No. 6 – Indiana Hoosiers
- Position: Safety
- Class: Graduate student

Personal information
- Listed height: 6 ft 2 in (1.88 m)
- Listed weight: 209 lb (95 kg)

Career information
- High school: Southern Columbia Area (Catawissa, Pennsylvania)
- College: Wisconsin (2020–2025); Indiana (2026–present);
- Stats at ESPN

= Preston Zachman =

American football player

Preston Zachman is an American college football safety for the Indiana Hoosiers. He previously played for the Wisconsin Badgers.

==Early life==
Zachman grew up in Elysburg, Pennsylvania and attended Southern Columbia Area High School in Catawissa, Pennsylvania, where he lettered in football, baseball and wrestling.

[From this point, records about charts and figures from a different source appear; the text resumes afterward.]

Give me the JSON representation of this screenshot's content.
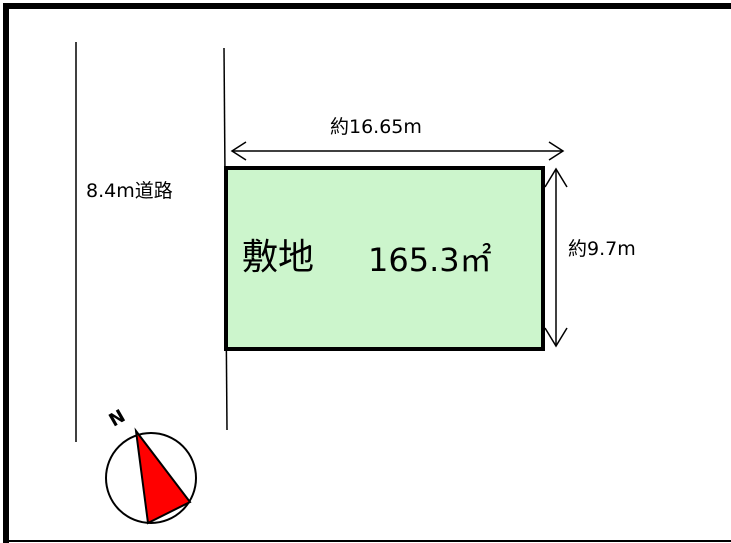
{
  "road": {
    "label": "8.4m道路"
  },
  "lot": {
    "name": "敷地",
    "area": "165.3㎡",
    "fill_color": "#ccf5cc"
  },
  "dimensions": {
    "width_label": "約16.65m",
    "depth_label": "約9.7m"
  },
  "compass": {
    "label": "N",
    "needle_color": "#ff0000",
    "icon": "north-arrow-icon"
  }
}
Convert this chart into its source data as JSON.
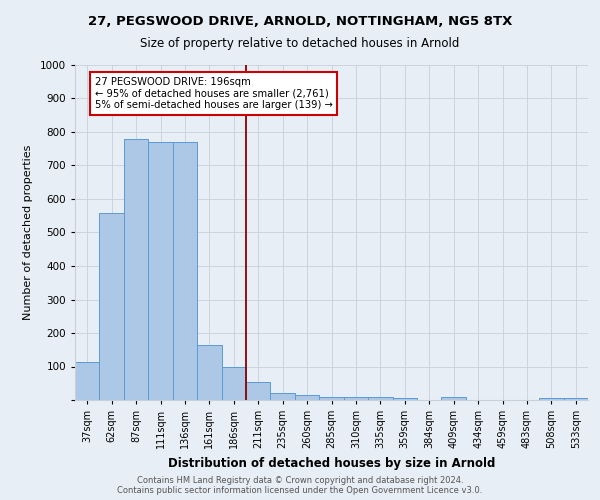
{
  "title_line1": "27, PEGSWOOD DRIVE, ARNOLD, NOTTINGHAM, NG5 8TX",
  "title_line2": "Size of property relative to detached houses in Arnold",
  "xlabel": "Distribution of detached houses by size in Arnold",
  "ylabel": "Number of detached properties",
  "footer_line1": "Contains HM Land Registry data © Crown copyright and database right 2024.",
  "footer_line2": "Contains public sector information licensed under the Open Government Licence v3.0.",
  "categories": [
    "37sqm",
    "62sqm",
    "87sqm",
    "111sqm",
    "136sqm",
    "161sqm",
    "186sqm",
    "211sqm",
    "235sqm",
    "260sqm",
    "285sqm",
    "310sqm",
    "335sqm",
    "359sqm",
    "384sqm",
    "409sqm",
    "434sqm",
    "459sqm",
    "483sqm",
    "508sqm",
    "533sqm"
  ],
  "values": [
    113,
    557,
    779,
    769,
    770,
    163,
    98,
    55,
    21,
    14,
    10,
    10,
    8,
    7,
    0,
    10,
    0,
    0,
    0,
    7,
    7
  ],
  "bar_color": "#adc8e6",
  "bar_edge_color": "#5b9bd5",
  "bg_color": "#e8eef5",
  "plot_bg_color": "#e8eef5",
  "vline_x": 6.5,
  "vline_color": "#8b0000",
  "annotation_text": "27 PEGSWOOD DRIVE: 196sqm\n← 95% of detached houses are smaller (2,761)\n5% of semi-detached houses are larger (139) →",
  "annotation_box_color": "#ffffff",
  "annotation_box_edge": "#cc0000",
  "ylim": [
    0,
    1000
  ],
  "yticks": [
    0,
    100,
    200,
    300,
    400,
    500,
    600,
    700,
    800,
    900,
    1000
  ],
  "grid_color": "#c8d0dc"
}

Coming out of high school, he was rated as a three-star recruit and committed to play college football for the Wisconsin Badgers.

==College career==

===Wisconsin===
As a freshman in 2020, Zachman played in one game versus Michigan. In 2021, he took a redshirt after missing the entire season with a sports hernia. In 2022, Zachman tallied 11 tackles with one being for a loss, a pass deflection, and an interception in six games. In 2023, he made 49 tackles with one being for a loss, three pass deflections, and two interceptions in 13 games. In week 5 of the 2024 season, Zachman brought in an interception in a loss to USC. In week 7, he recorded ten tackles with one and a half being for a loss, and an interception, in a victory over Rutgers. During the 2024 season, Zachman recorded 58 tackles with two and a half being for a loss, four pass deflections, and two interceptions in 12 starts.

===Indiana===
On January 4, 2026, Zachman announced he would be transferring to the Indiana Hoosiers.